Tiberius - pulling the tail of the left AND right when needed
October 29th, 2012
10:52 am
“buy your anti-depressants this week!”
Why?
http://www.nationalreview.com/corner/331828/two-polls-have-chicago-terrified-josh-jordan
sam
October 29th, 2012
11:06 am
really a weak piece here Kyle. how awful that these teachers and administrators would be so devious to actually try and protect what they work so hard for. for you to make it seem that they are all about money is pathetic. lets say for instance the AJC was struggling and someone had a plan to better write your column (i’m sure there’s plenty) would you sit by and allow it to happen? if this were about the struggling students we’d take them (and only them) and put them in charter schools. only thing you forget to mention in the column is the socialist agenda. a sunday column this is not
Mary Elizabeth
October 29th, 2012
11:20 am
“GIVE CONTROL TO TEACHERS AND PARENTS LOCALLY who want to create schools that excel and pull their kids away from the failing ones…………. They are the ones this amendment is for.”
=====================================
Your statement, above, proves my point as to what Amendment 1 is really about. Amendment 1 is designed to benefit the few, at the expense of the many (while rewarding profiteers).
Vote NO in NOvember to Amendment 1.
Ray
October 29th, 2012
11:48 am
From the AJC on Saturday: over $1.3 MILLION donated to the pro-amendment campaign in the Most recent reporting period, and SEVENTY TO SEVENTY-FIVE PERCENT OF THAT, OR CLOSE TO $1 MILLION COMING FROM A FEW OUT OF STATE DONORS. By comaprison, during the same time frame, $18,000 raised by the anti-amendment forces, all within the state.
GET A CLUE PEOPLE, THE FORCES BEHIND THIS AMENDMENT ARE BIG MONEY OUT OF STATE INTERESTS. Are these big out-of-state donors really concerned about the education of Georgia’s children, or is this more about ideology and private intersts cashing in at the public trough?
lou
October 30th, 2012
11:28 am
Is this journalism or is Kyle just a mouthpiece for the conservative republicans?

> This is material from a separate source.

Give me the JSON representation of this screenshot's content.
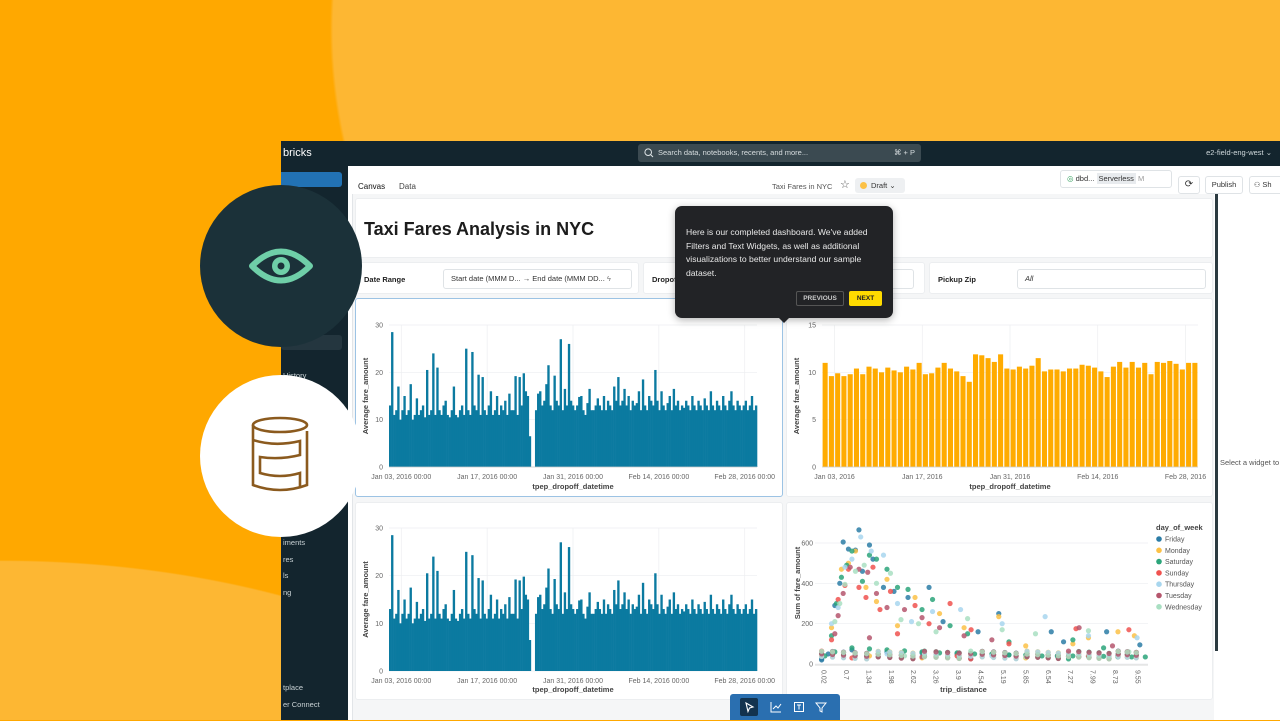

So, vote for corporate run schools built by buddies of politicians?
Charter Schools in Georgia and the Families who Need Them |
November 1st, 2012
10:54 am
[...] power bases that are opposing the Charter School Amendment. Georgia Representative Edward Lindsey recently commented in the AJC on the financial backing of such opposition [...]
Charter Schools in Georgia and the Families who Need Them « Moms for School Choice
November 1st, 2012
11:00 am
[...] power bases that are opposing the Charter School Amendment. Georgia Representative Edward Lindsey recently commented in the AJC on the financial backing of such opposition [...]
Award for Ivy Prep shows just how wrong Lowery and others crying ‘resegregation’ are | Kyle Wingfield
November 1st, 2012
11:19 am
[...] Charter Schools Commission’s being declared unconstitutional, and about 20 percent of all the money donated to the anti-amendment campaign has come from administrators in the Gwinnett system [...]
mark
November 1st, 2012
4:07 pm
My kids are enrolled in one of the richest zip codes in the state. Therefore, by kids are getting a great education. I teach in a county that is top in the state, both in pay and student achievement.
Go ahead GA vote, yes, what do I care. I have 12 years left, until my kids graduate and I am out of here!!! Unless, my wife comes to the realization that this state is so messed up sooner and lets us leave sooner.